005

113 8 0
                                    

Keesokan harinya di sekolah, Wei Wuxian bercerita pada sahabatnya, Nie Huaisang. Tidak ada satu mata pelajaran yang masuk ke dalam otak dua manusia itu, terlebih Nie Huaisang. Mereka hanya terus bercerita dan sok-sok menganalisis siapa dan apa tujuan pria misterius yang selalu mengikuti Wei Wuxian beberapa waktu belakangan ini.

Menganalisis cerita lebih menarik dibandingkan daripada memikirkan pelajaran.

"Ceritakan segalanya, aku sangat penasaran!" ujar Nie Huaisang bersemangat.

Dengan senang hati, Wei Wuxian bercerita. Meski sudah tiga atau empat kali menceritakan hal yang sama, keduanya masih terlihat bersemangat seolah itu adalah pertama kalinya.

Berkali-kali Jiang Cheng memarahi dua manusia rusuh itu. Sesekali dia melempar mereka dengan buku atau apa saja. Namun, semuanya sia-sia sampai dia memutuskan pindah meja agar bisa belajar dengan baik.

"Aku sangat penasaran siapa dia," gumam Wei Wuxian.

Nie Huaisang tersenyum penuh makna sambil menutupi wajahnya dengan kipas hijau bergambar burung.

"Sebenarnya, aku bisa menduga siapa dia cari ciri-cirinya," kata Nie Huaisang dengan semangat.

"Benarkah?!" teriak Wei Wuxian tidak kalah semangat. Dia lupa kalau mereka berada di kelas dan ada guru bahasa di sana, Shu She.

Pelajaran bahasa bukanlah hal sulit bagi mereka berdua. Jadi, walaupun tidak mendengarkan, keduanya masih bisa menjawab pertanyaan dengan benar.

Sesekali, guru menegur keduanya. Akan tetapi, bagi guru yang sudah sangat hafal dengan tingkah laku dua pria cantik itu hanya bisa diam dan pasrah. Daripada mengingatkan yang jelas-jelas sulit diingatkan, mereka lebih memilih untuk mengajar siapa saja yang mau diajar. Lagipula, nilai kedua manusia itu tidak pernah benar-benar jelek, terutama Wei Wuxian nilainya selalu bagus, asalkan itu bukan pelajaran matematika.

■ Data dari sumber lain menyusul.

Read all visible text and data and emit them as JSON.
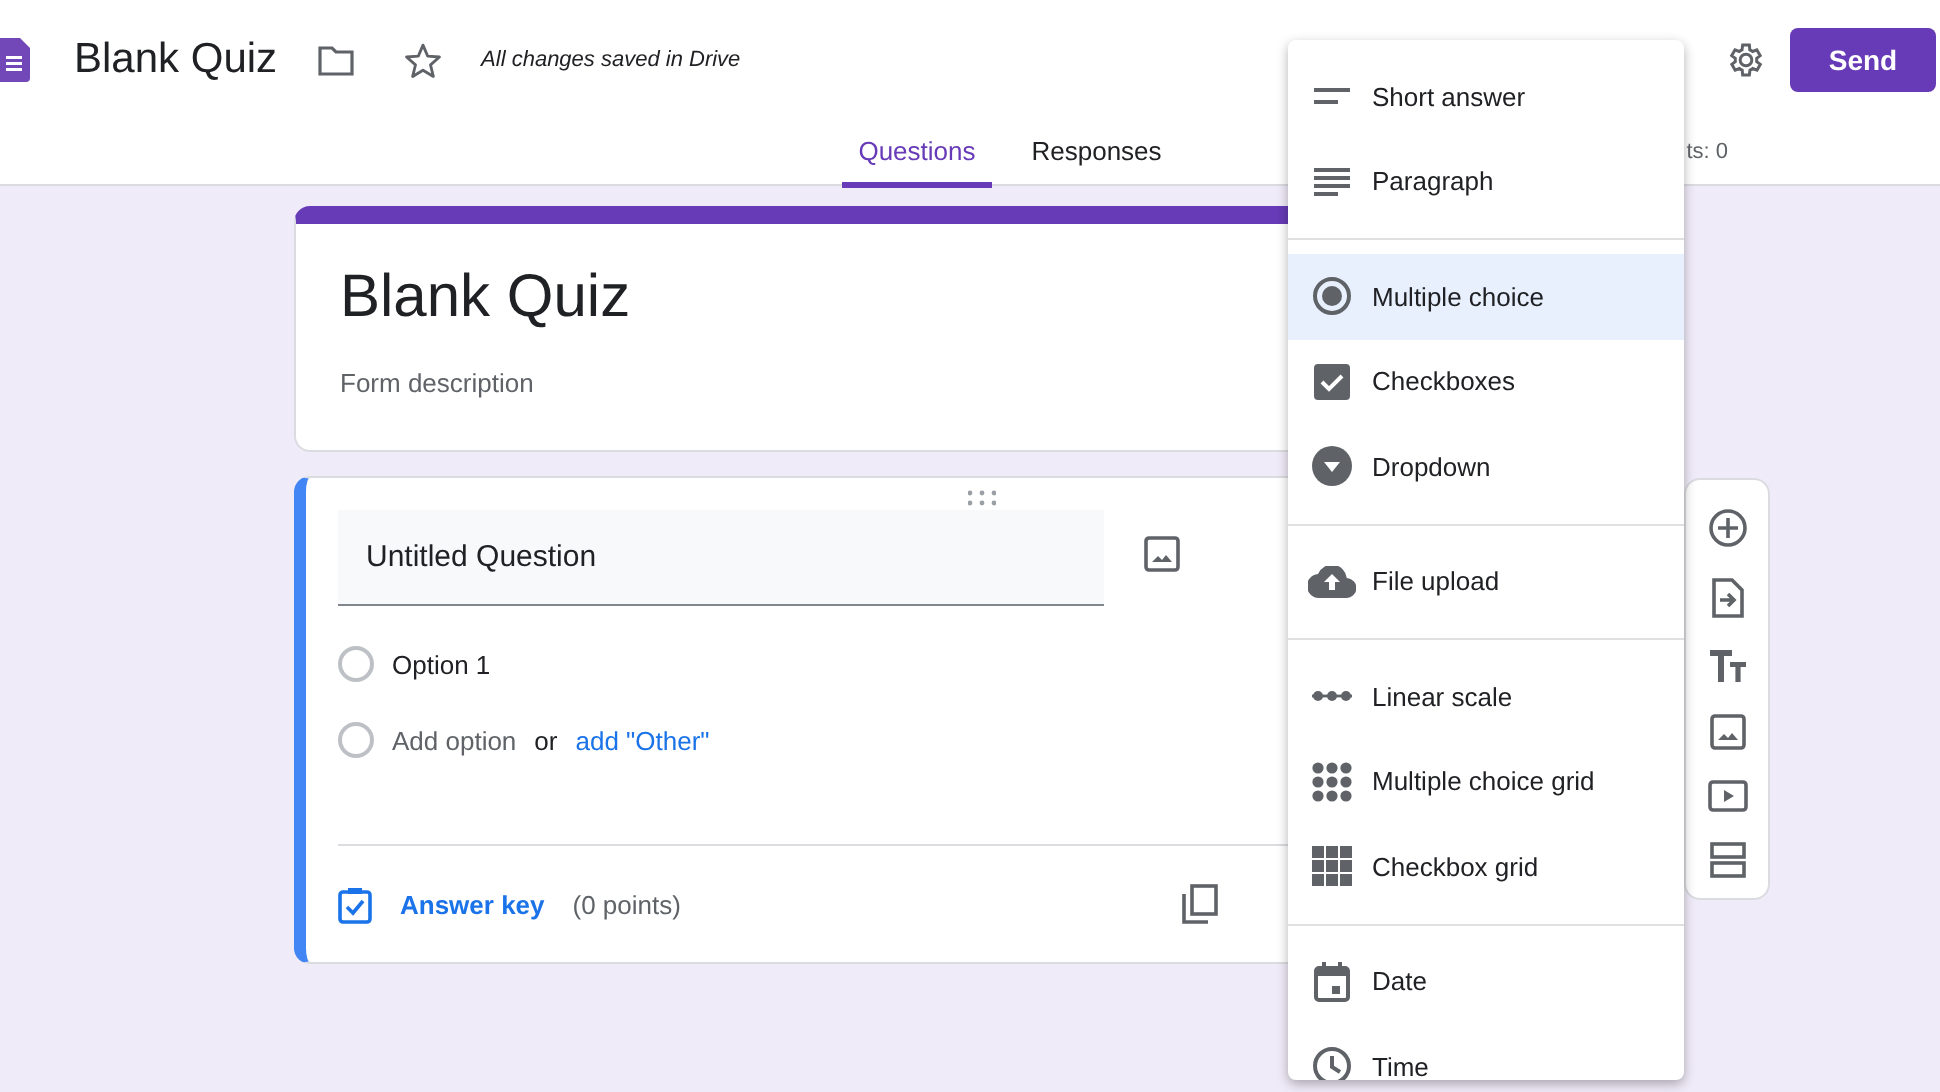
{
  "header": {
    "title": "Blank Quiz",
    "save_status": "All changes saved in Drive",
    "send_button": "Send"
  },
  "tabs": [
    {
      "label": "Questions",
      "selected": true
    },
    {
      "label": "Responses",
      "selected": false
    }
  ],
  "points_total": "ts: 0",
  "form": {
    "title": "Blank Quiz",
    "description_placeholder": "Form description"
  },
  "question": {
    "title": "Untitled Question",
    "options": [
      {
        "label": "Option 1",
        "selected": false
      }
    ],
    "add_option": "Add option",
    "add_option_selected": false,
    "or": "or",
    "add_other": "add \"Other\"",
    "answer_key": "Answer key",
    "points": "(0 points)"
  },
  "question_type_menu": {
    "groups": [
      [
        {
          "kind": "short",
          "label": "Short answer",
          "selected": false
        },
        {
          "kind": "paragraph",
          "label": "Paragraph",
          "selected": false
        }
      ],
      [
        {
          "kind": "radio",
          "label": "Multiple choice",
          "selected": true
        },
        {
          "kind": "checkbox",
          "label": "Checkboxes",
          "selected": false
        },
        {
          "kind": "dropdown",
          "label": "Dropdown",
          "selected": false
        }
      ],
      [
        {
          "kind": "upload",
          "label": "File upload",
          "selected": false
        }
      ],
      [
        {
          "kind": "scale",
          "label": "Linear scale",
          "selected": false
        },
        {
          "kind": "dotgrid",
          "label": "Multiple choice grid",
          "selected": false
        },
        {
          "kind": "boxgrid",
          "label": "Checkbox grid",
          "selected": false
        }
      ],
      [
        {
          "kind": "date",
          "label": "Date",
          "selected": false
        },
        {
          "kind": "time",
          "label": "Time",
          "selected": false
        }
      ]
    ]
  }
}
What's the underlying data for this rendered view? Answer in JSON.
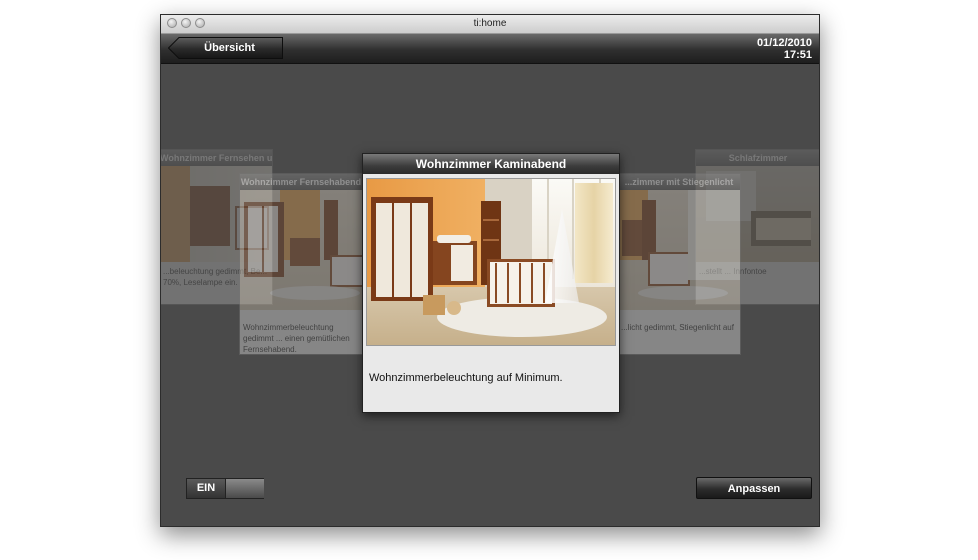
{
  "window": {
    "title": "ti:home"
  },
  "toolbar": {
    "back_label": "Übersicht",
    "date": "01/12/2010",
    "time": "17:51"
  },
  "scenes": {
    "far_left": {
      "title": "Wohnzimmer Fernsehen u. Lesen",
      "description": "...beleuchtung gedimmt, Be... 70%, Leselampe ein."
    },
    "left": {
      "title": "Wohnzimmer Fernsehabend",
      "description": "Wohnzimmerbeleuchtung gedimmt ... einen gemütlichen Fernsehabend."
    },
    "center": {
      "title": "Wohnzimmer Kaminabend",
      "description": "Wohnzimmerbeleuchtung auf Minimum."
    },
    "right": {
      "title": "...zimmer mit Stiegenlicht",
      "description": "...licht gedimmt, Stiegenlicht auf"
    },
    "far_right": {
      "title": "Schlafzimmer",
      "description": "...stellt ... Innfontoe"
    }
  },
  "controls": {
    "toggle_label": "EIN",
    "adjust_label": "Anpassen"
  },
  "icons": {
    "back": "back-arrow-icon"
  },
  "colors": {
    "background": "#4a4a4a",
    "card": "#e9e9e9",
    "toolbar_dark": "#1e1e1e"
  }
}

Nie Huaisang? Tentu saja mendapatkan nilai bagus juga. Seperti konsep trickle down effect, di mana dana mengalir di atas ke bawah, begitu pula Nie Huaisang mendapatkan cipratan contekan dari Wei Wuxian kalau dia malas atau lupa belajar.

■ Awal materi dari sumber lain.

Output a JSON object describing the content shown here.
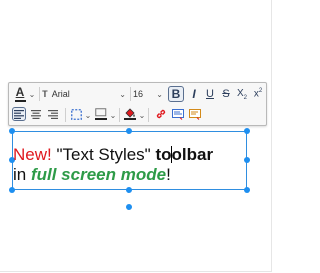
{
  "toolbar": {
    "text_color_icon": "A",
    "font_name": "Arial",
    "font_size": "16",
    "bold_label": "B",
    "italic_label": "I",
    "underline_label": "U",
    "strike_label": "S",
    "subscript_label": "X",
    "subscript_sub": "2",
    "superscript_label": "x",
    "superscript_sup": "2",
    "colors": {
      "text_color_underline": "#e0191f",
      "link_icon": "#e0191f",
      "highlight_fill": "#e0191f"
    }
  },
  "content": {
    "line1_part1": "New!",
    "line1_part2": " \"Text Styles\" ",
    "line1_part3a": "to",
    "line1_part3b": "olbar",
    "line2_part1": "in ",
    "line2_part2": "full screen mode",
    "line2_part3": "!"
  }
}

Nie Huaisang bukan anak bodoh, hanya saja dia malas. Rasa malasnya bisa membunuh semua keinginan belajar dalam dirinya, terlebih Wei Wuxian akan selalu membantunya. Jadi, mengapa harus bersusah-susah payah kalau bisa santai? Itu hanya merepotkan diri sendiri, bukan?

Katanya, otaknya tidak boleh dipakai terlalu keras untuk menjaga kesuciannya.

"Jadi, siapa tadi namanya kau bilang? Aku tidak mendengarnya, guru itu sangat menganggu," bisik Wei Wuxian dengan pelan karena sempat mendapat perhatian dari semua orang akibat teriakannya tadi.

Nie Huaisang terkekeh.

"Nanti aku kuberi tahu. Bila perlu kita bisa ke rumahnya. Bagaimana?"

Nie Huaisang memberikan ide. Sebenarnya, dia hanya berniat kabur dari kakaknya, Nie Mingjue. Kalau langsung pulang ke rumah, pria itu akan menyuruhnya belajar dan terus belajar sampai otaknya kasihan karena tidak sempat istirahat.

Lagipula, kabur bersama Wei Wuxian dan melakukan kejahatan bersama pria itu sangat menyenangkan. Itulah satu-satunya alasan Nie Huaisang masih bertahan di sekolah Gusu itu. Setidaknya, masih ada kawan berbuat kenakalan tanpa merusak diri dan nama baik.

Istilahnya, nakal-nakal bermoral.

"Itu agak mengerikan. Aku takut karena dia mencari tahu siapa aku, lalu bagaimana aku bisa melakukan hal yang sama?"

Wei Wuxian berpikir keras dengan ide yang diberikan oleh Huaisang. Biasanya, dia akan mudah setuju dengan pria itu dan sekarang, bukankah mencari seseorang sampai ke rumahnya terlalu agresif?